Cet accès illimité à la culture a été décrit par l’humoriste américain Patton Oswalt par l’acronyme ETEWAF: Everything That Ever Was, Available Forever. Selon le doctorant en sémiologie, chargé de cours à l’UQAM et chroniqueur culturel Jean-Michel Berthiaume, il y a dans ce ETEWAF un cadeau empoisonné.

«C’est un immense bienfait d’avoir accès à ces vastes catalogues, sauf que personne ne fait de curation», se désole-t-il. Résultat: on perd un nombre incalculable de temps à errer parmi l’immense offre des plateformes en ligne souvent sans savoir quoi choisir.

Souvent on passe 45 minutes à chercher quoi regarder et on finit par sélectionner un vieil épisode de Seinfeld parce qu’on doit se coucher dans une demi-heure. C’est un mal moderne.

Jean-Michel Berthiaume

Une autre conséquence de l’arrivée des plateformes observée par l’expert en culture est l’apparition de phénomènes culturels pour lesquels le succès populaire prime sur la qualité de l’œuvre.

Il cite en exemple la popularité impressionnante de la série Squid Game sur Netflix. «Personne n’a individuellement encensé Squid Game, c’est plutôt devenu un phénomène de masse. On se dit: tout le monde le regarde, donc je devrais le faire aussi.»

Remplacer Claude Rajotte par un algorithme

Sur Netflix et Spotify, des algorithmes détectent nos goûts et nous recommandent des contenus. Si on y a forcément perdu un précieux contact humain, cette intelligence artificielle permet tout de même de faire d’intéressantes découvertes.

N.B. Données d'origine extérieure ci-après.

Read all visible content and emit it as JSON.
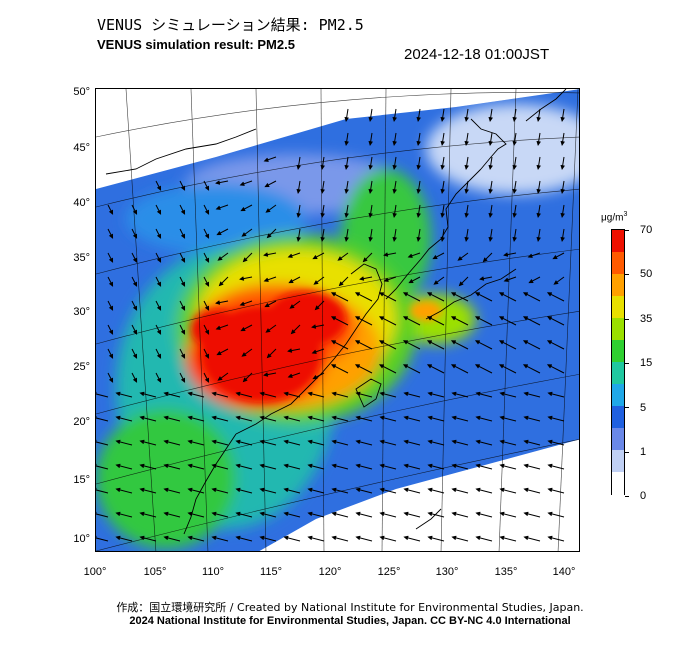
{
  "header": {
    "title_jp": "VENUS シミュレーション結果: PM2.5",
    "title_en": "VENUS simulation result: PM2.5",
    "timestamp": "2024-12-18 01:00JST"
  },
  "map": {
    "latitude_labels": [
      "50°",
      "45°",
      "40°",
      "35°",
      "30°",
      "25°",
      "20°",
      "15°",
      "10°"
    ],
    "longitude_labels": [
      "100°",
      "105°",
      "110°",
      "115°",
      "120°",
      "125°",
      "130°",
      "135°",
      "140°"
    ],
    "features": [
      "pm25-concentration-field",
      "wind-vectors",
      "coastlines",
      "graticule"
    ]
  },
  "colorbar": {
    "unit_base": "μg/m",
    "unit_exp": "3",
    "ticks": [
      "70",
      "50",
      "35",
      "15",
      "5",
      "1",
      "0"
    ],
    "colors": [
      "#ee1000",
      "#ff5a00",
      "#ffa000",
      "#e8e000",
      "#9be000",
      "#2fd030",
      "#20c8a0",
      "#20a8e8",
      "#2060e0",
      "#6a88e8",
      "#c0d0f4",
      "#ffffff"
    ]
  },
  "footer": {
    "credit_jp": "作成：国立環境研究所 / Created by National Institute for Environmental Studies, Japan.",
    "credit_en": "2024 National Institute for Environmental Studies, Japan. CC BY-NC 4.0 International"
  }
}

«Il y a des algorithmes qui marchent plutôt bien! s’étonne Geneviève Borne. Quand je suis sur des plateformes, on me recommande des choses qui sont vraiment dans mes goûts. J’ai découvert beaucoup, beaucoup de musique ainsi.»

L’animatrice ne se passerait néanmoins pas de sa relation avec les journalistes culturels, qui sont pour elles des personnes de confiance pour nous guider dans la consommation de certaines œuvres.

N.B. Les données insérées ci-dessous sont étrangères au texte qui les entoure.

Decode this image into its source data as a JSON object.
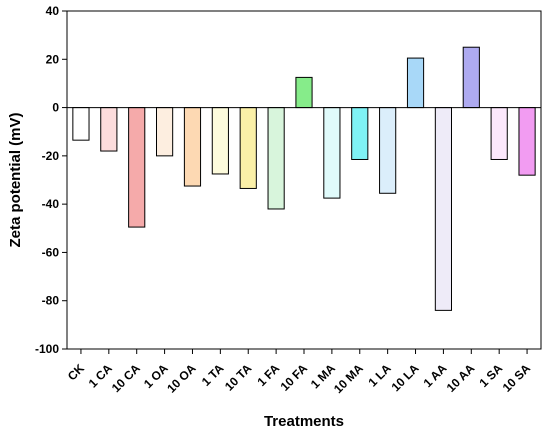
{
  "chart_data": {
    "type": "bar",
    "xlabel": "Treatments",
    "ylabel": "Zeta potential (mV)",
    "ylim": [
      -100,
      40
    ],
    "yticks": [
      -100,
      -80,
      -60,
      -40,
      -20,
      0,
      20,
      40
    ],
    "grid": false,
    "categories": [
      "CK",
      "1 CA",
      "10 CA",
      "1 OA",
      "10 OA",
      "1 TA",
      "10 TA",
      "1 FA",
      "10 FA",
      "1 MA",
      "10 MA",
      "1 LA",
      "10 LA",
      "1 AA",
      "10 AA",
      "1 SA",
      "10 SA"
    ],
    "values": [
      -13.5,
      -18,
      -49.5,
      -20,
      -32.5,
      -27.5,
      -33.5,
      -42,
      12.5,
      -37.5,
      -21.5,
      -35.5,
      20.5,
      -84,
      25,
      -21.5,
      -28
    ],
    "colors": [
      "#ffffff",
      "#fcdcdc",
      "#f5aaaa",
      "#fdeee0",
      "#fdd9b3",
      "#fdfbdc",
      "#fbf0a8",
      "#d8f5dc",
      "#86ec8a",
      "#e0fbfb",
      "#7ff2f5",
      "#dbeefb",
      "#a8d8f8",
      "#eeebf8",
      "#aeaaf0",
      "#fce8fc",
      "#f29cf2"
    ]
  }
}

Je navigue maintenant dans un océan infini de contenus sans Claude Rajotte pour me guider, mais plutôt des algorithmes bien zélés qui devinent mes goûts!

Geneviève Borne

Selon Jean-Michel Berthiaume, les algorithmes ne pourront jamais remplacer les recommandations personnalisées d’un spécialiste. Il en sait quelque chose, lui qui a été commis plusieurs années au Vidéo Millénium, jadis situé sur la rue Beaubien.

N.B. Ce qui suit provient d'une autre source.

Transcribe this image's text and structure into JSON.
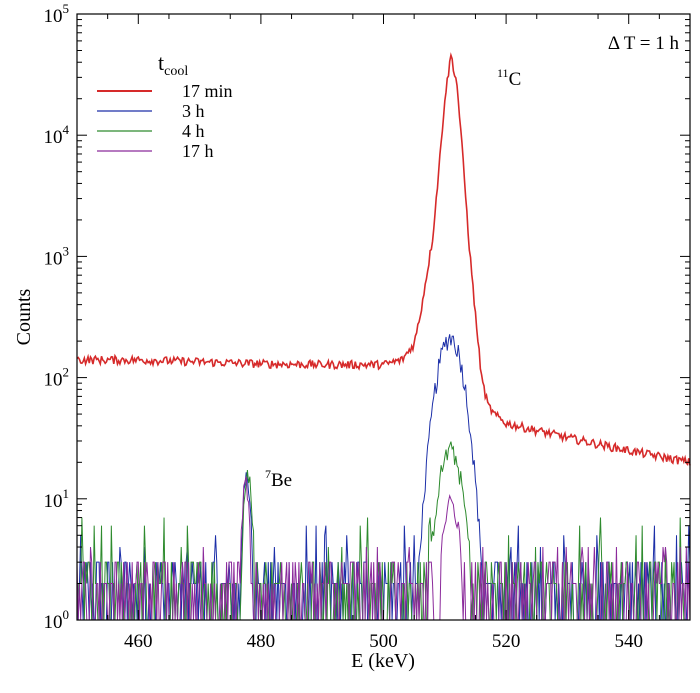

«Les algorithmes font en sorte qu’on écoute chacun nos trucs en silo. Ça élimine un des aspects importants de la culture, qui est le contact social», avance-t-il.

D’autant plus qu’ils ne sont pas toujours précis. «Un algorithme peut te suggérer The Firm parce que tu as aimé Legally Blonde. Ce sont deux films judiciaires, mais on n’est pas du tout à la même place.»

Vers un retour des clubs vidéo?

Sans nostalgie, il prédit régulièrement le retour des clubs vidéo. «J’y crois encore!» dit-il en riant. Selon lui, ces commerces de quartier étaient des lieux privilégiés pour établir des relations avec ses concitoyens.

«En étant là pour suggérer de la culture, on finissait par très bien connaître certaines personnes», dit-il en mentionnant ce client amateur de films de course automobile récemment décédé. «Je l’aimais de tout cœur.»

Il espère donc toujours voir renaître ces «carrefours de quartier» sous une nouvelle forme. Après tout, ce contact privilégié existe encore du côté des libraires et des disquaires qui vendent des vinyles.